WebEx teams bot scene and object detection

Webexteams
lambda
rekognition

High Level Steps

  • Create a bot in Webex teams and get the access token
  • Create IAM role for our Lambda function with permissions to Rekognition and Cloudwatch logs
  • Create a Lambda function for the bot - An API should be implicitly created for the Lambda function
  • Register a Webhook in Webex Teams that points to API Gateway
  • Become familiar with CloudWatch whilst debugging

Background

I have been wanting to create a Webex Teams bot for a while now. I had a look to see what examples I could find online and whilst there are multiple examples of Python based bots, most of them assume the use of a server which I wanted to avoid.

There were a couple of examples I came across that made use of Lambda however they were not immediately function, had poor documentation or made use of outdated APIs (ciscosparkapi instead of webexteamssdk).

So I thought I would take this opportunity to combine that with my passion for serverless applications and machine learning to create my own Webex Teams Machine Learning bot.

Services such as AWS Lambda let you run the bot code without provisioning or managing servers. You pay only for the compute time you consume and there is no charge when the code is not running.

And for the machine learning elements we have AWS Rekognition which is part of the Application Services section of the AWS ML Stack.

Rekognition makes high level APIs available which we can utilise to perform image analysis simply and easily.

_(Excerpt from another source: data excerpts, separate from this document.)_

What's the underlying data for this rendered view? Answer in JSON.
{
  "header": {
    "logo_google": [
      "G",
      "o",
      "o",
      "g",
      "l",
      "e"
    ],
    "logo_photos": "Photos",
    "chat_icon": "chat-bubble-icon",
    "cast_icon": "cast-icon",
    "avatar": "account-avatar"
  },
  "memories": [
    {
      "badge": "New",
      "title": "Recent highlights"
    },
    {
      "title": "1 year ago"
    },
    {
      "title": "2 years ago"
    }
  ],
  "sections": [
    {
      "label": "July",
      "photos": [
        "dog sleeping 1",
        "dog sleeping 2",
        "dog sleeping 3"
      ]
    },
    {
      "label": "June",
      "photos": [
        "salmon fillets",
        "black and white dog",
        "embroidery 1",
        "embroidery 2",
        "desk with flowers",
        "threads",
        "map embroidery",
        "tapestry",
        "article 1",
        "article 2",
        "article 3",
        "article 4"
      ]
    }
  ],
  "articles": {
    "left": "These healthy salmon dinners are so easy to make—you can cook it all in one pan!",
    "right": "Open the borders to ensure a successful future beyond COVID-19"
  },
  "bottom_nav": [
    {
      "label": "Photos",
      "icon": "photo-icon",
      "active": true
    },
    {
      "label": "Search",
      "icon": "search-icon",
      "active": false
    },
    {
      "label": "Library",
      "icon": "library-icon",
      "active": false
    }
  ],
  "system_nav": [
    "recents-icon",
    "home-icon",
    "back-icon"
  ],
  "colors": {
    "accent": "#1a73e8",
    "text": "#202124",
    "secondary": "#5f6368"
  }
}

There is no need to gather and prepare training data, choose a model, train the mode, evaluate it, tune the hyper parameters before getting any predictions.

Although if we did want to build our own customer machine learning model then AWS also offers that capability through the Sage Maker managed service or even direct access to various Frameworks and Insfrascture such as TensorFlow, Keras, Caffe, PyTorch and more running GPU or CPU instances.

Introduction

This post will show you how to build a serverless scene and object detecting WebEx teams bot utilising AWS API Gateway, Lambda and Rekognition. The Lambda function is coded in Python.

Although this example uses the Rekognition Label Detection API to recognise object and scene labels, it could easily be modified to identify faces (including faces from custom collections), perform sentiment analysis or recognise celebrities.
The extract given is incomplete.